Blake felt that he had described a natural progression going nowhere
for
"where Luther ends, Adam begins again in Eternal Circle", but this
"Eternal
Circle" is interrupted by Jesus, who, "breaking thro' the
Central zones of Death & Hell,/ Opens Eternity in Time & Space,
triumphant in Mercy". There in its most concentrated form is Blake's
6000 year history of the church.
Bear in mind that 27 is a super sinister number; Frye
described it as "the
cube of thee, the supreme aggravation of three". A
happier constellation of 28 (a composite of the complete numbers four
and seven) occurs in Jerusalem where England's cathedral cities are
called the Friends of Albion. With this image Blake recognized that in
spite of all its sins the church had exercised a beneficent influence
upon the course of history. Blake habitually picked one of these cities to represent an important historical personage.
For
example Ely, the cathedral city of Cambridgeshire, stands for Milton,
the greatest man produced by Cambridge. Verulam, an ancient name for
Canterbury, represents Francis Bacon , one of Blake's chief devils.
Professor
Erdman informed us that Bath represents Rev. Richard Warner, a
courageous
minister who preached against war in 1804, when to do such a
thing bordered
on sedition. Blake's admiration for Warner led to the
prominence which he gave Bath in the second chapter of Jerusalem.

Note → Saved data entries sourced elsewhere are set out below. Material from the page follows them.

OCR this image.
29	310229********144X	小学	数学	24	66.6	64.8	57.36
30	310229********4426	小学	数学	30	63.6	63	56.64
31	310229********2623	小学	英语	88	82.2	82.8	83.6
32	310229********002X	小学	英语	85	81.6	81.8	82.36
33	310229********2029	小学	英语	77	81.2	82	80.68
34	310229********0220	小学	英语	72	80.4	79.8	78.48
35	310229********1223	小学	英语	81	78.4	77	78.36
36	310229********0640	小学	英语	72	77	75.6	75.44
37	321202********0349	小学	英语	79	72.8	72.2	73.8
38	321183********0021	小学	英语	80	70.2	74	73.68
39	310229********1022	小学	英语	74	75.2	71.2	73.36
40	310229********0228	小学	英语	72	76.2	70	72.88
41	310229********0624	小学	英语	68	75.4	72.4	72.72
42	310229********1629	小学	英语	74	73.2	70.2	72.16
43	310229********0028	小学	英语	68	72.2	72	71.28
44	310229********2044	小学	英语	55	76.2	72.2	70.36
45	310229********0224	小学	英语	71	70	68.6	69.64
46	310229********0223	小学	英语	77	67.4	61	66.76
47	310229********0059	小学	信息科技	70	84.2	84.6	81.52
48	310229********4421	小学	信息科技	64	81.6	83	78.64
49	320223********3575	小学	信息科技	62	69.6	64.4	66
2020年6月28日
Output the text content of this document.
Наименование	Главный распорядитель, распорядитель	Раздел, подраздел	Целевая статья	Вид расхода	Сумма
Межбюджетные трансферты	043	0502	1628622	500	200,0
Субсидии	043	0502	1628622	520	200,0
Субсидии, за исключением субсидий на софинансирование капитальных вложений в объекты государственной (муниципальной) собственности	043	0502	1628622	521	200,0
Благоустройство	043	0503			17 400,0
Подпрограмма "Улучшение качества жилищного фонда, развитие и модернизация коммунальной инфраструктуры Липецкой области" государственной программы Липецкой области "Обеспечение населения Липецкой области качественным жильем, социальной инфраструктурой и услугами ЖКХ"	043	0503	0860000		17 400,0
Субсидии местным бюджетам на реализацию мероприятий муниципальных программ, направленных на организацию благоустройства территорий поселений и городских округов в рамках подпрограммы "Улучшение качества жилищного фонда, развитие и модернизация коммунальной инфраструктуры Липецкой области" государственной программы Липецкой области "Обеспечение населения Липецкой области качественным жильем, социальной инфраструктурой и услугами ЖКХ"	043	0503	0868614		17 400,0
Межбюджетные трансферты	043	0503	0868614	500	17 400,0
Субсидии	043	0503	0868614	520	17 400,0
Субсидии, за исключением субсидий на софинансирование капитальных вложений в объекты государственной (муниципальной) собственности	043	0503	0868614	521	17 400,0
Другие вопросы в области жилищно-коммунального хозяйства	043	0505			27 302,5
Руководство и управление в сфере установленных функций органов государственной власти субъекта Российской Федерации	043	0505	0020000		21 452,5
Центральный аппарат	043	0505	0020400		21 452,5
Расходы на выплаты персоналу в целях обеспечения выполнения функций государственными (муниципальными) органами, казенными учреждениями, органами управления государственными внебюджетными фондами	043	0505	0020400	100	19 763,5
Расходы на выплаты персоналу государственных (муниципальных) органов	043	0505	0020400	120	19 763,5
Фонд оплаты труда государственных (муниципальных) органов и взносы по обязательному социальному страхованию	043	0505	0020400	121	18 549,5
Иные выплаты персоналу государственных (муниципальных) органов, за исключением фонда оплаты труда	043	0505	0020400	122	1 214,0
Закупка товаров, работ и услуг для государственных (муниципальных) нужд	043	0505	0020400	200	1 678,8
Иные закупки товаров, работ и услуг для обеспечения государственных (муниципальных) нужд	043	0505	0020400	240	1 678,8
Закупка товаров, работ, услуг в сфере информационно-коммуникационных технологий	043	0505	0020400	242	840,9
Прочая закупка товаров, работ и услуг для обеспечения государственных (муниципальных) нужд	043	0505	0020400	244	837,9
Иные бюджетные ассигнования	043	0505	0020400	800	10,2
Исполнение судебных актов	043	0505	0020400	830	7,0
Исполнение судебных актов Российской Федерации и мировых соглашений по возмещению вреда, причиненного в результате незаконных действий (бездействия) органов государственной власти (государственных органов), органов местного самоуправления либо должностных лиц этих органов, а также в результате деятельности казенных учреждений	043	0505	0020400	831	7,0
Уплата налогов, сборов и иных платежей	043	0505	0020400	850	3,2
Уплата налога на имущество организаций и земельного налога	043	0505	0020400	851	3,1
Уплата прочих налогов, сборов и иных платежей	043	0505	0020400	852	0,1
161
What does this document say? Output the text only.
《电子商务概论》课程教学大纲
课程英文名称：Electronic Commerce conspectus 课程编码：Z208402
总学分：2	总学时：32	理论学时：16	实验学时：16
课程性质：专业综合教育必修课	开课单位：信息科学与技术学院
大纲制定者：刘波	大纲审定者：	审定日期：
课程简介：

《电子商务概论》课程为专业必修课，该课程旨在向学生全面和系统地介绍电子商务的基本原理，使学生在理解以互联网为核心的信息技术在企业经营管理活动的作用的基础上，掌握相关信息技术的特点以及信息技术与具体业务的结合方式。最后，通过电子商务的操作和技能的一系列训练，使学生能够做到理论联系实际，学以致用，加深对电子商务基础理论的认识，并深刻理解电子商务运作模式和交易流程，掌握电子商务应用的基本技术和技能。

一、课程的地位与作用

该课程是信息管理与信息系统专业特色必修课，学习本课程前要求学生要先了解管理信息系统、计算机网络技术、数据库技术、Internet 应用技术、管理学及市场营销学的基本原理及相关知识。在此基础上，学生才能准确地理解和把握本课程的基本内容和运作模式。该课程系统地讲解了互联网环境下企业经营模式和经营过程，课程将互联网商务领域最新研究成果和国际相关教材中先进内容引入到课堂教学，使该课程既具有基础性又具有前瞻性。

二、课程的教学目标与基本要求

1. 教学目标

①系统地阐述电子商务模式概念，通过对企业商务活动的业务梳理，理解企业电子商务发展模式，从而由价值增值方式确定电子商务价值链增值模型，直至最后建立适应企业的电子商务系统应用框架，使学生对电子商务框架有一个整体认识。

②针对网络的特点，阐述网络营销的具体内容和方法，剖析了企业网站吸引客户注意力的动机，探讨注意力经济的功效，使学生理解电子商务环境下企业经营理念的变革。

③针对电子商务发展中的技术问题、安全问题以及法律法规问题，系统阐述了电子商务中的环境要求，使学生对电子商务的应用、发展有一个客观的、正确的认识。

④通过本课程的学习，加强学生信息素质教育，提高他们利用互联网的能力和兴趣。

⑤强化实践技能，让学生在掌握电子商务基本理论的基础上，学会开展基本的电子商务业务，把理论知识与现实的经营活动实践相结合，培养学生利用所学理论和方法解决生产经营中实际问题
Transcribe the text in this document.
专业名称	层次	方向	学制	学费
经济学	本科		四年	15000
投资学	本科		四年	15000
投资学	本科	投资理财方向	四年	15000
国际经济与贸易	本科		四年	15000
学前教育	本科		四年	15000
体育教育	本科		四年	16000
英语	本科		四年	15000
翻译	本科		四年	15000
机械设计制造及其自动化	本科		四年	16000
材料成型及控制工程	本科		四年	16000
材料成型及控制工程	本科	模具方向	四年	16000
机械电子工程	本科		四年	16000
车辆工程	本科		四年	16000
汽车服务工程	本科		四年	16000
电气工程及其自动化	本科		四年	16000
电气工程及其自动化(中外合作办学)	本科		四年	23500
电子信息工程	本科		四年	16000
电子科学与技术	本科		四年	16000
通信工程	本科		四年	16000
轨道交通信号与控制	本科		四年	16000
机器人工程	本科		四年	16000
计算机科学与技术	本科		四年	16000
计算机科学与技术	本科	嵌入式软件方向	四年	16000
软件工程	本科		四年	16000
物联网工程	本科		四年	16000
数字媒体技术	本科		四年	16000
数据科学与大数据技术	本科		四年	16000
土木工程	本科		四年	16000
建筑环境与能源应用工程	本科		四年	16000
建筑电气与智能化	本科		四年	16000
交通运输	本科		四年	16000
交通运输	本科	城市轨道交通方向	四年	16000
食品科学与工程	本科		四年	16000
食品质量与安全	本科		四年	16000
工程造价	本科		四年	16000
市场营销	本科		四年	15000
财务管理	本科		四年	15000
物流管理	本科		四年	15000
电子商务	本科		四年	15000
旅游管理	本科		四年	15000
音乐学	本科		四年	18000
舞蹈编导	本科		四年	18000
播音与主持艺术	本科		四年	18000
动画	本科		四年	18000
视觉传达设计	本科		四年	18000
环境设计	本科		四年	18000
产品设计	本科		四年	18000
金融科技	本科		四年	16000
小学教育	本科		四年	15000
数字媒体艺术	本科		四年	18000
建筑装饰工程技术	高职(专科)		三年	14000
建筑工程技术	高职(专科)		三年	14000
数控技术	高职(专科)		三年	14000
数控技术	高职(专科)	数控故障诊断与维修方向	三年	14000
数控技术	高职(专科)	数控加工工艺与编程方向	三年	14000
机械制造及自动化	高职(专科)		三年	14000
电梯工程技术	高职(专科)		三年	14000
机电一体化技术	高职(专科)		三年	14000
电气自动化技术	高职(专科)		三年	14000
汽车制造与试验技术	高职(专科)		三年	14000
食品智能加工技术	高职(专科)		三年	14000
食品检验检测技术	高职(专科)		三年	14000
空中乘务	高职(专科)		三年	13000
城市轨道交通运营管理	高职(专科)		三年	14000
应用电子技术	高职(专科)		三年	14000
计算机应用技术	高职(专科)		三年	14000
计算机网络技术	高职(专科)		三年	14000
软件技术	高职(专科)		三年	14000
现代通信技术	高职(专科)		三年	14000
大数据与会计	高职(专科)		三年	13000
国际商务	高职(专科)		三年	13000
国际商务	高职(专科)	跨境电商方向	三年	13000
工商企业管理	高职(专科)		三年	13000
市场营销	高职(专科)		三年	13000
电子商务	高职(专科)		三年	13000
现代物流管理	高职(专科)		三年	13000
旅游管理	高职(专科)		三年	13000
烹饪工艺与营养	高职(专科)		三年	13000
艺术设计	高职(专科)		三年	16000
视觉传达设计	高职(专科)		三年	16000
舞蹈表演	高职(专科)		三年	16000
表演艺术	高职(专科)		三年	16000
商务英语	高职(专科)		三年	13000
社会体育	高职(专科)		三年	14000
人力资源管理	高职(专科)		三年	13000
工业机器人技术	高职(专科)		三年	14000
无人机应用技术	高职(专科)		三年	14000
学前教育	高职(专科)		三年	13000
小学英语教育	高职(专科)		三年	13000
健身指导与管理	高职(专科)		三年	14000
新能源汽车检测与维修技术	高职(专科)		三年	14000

Aside from these prophetic and poetic excursions the Blakean doctrine of
the church found in the myth is roughly as follows: The Church is Beulah. The
majority of the population exist beneath it, spiritually asleep, living what Blake
called Eternal Death without even a murmur of discontent. Their eyes
are closed to the spirit. They are seeds that do not generate. The
hungry generally take refuge in a church and surrender their spiritual
destiny into the keeping of a priest or a priestly community.
A few still suffer hunger and eventually may come out into the sunlight .
That chosen few are, like Blake, compelled to live in a state of tension with the
church that belongs to the world. The best of them continually court
martyrdom and may be honored posthumously if at all. But of such is the
kingdom of heaven, where like Blake they cast off the enslavement of
other men's systems and create their own.
(Nels Ferre, who may or may not have known Blake, wrote a short parable
that describes the Blakean doctrine of the church as well or better than
Frye did. It appears in the beginning of a small book entitled The Sun and the Umbrella. The image of the church as an umbrella keeping us from the full force of the Sun is compelling and quite Blakean.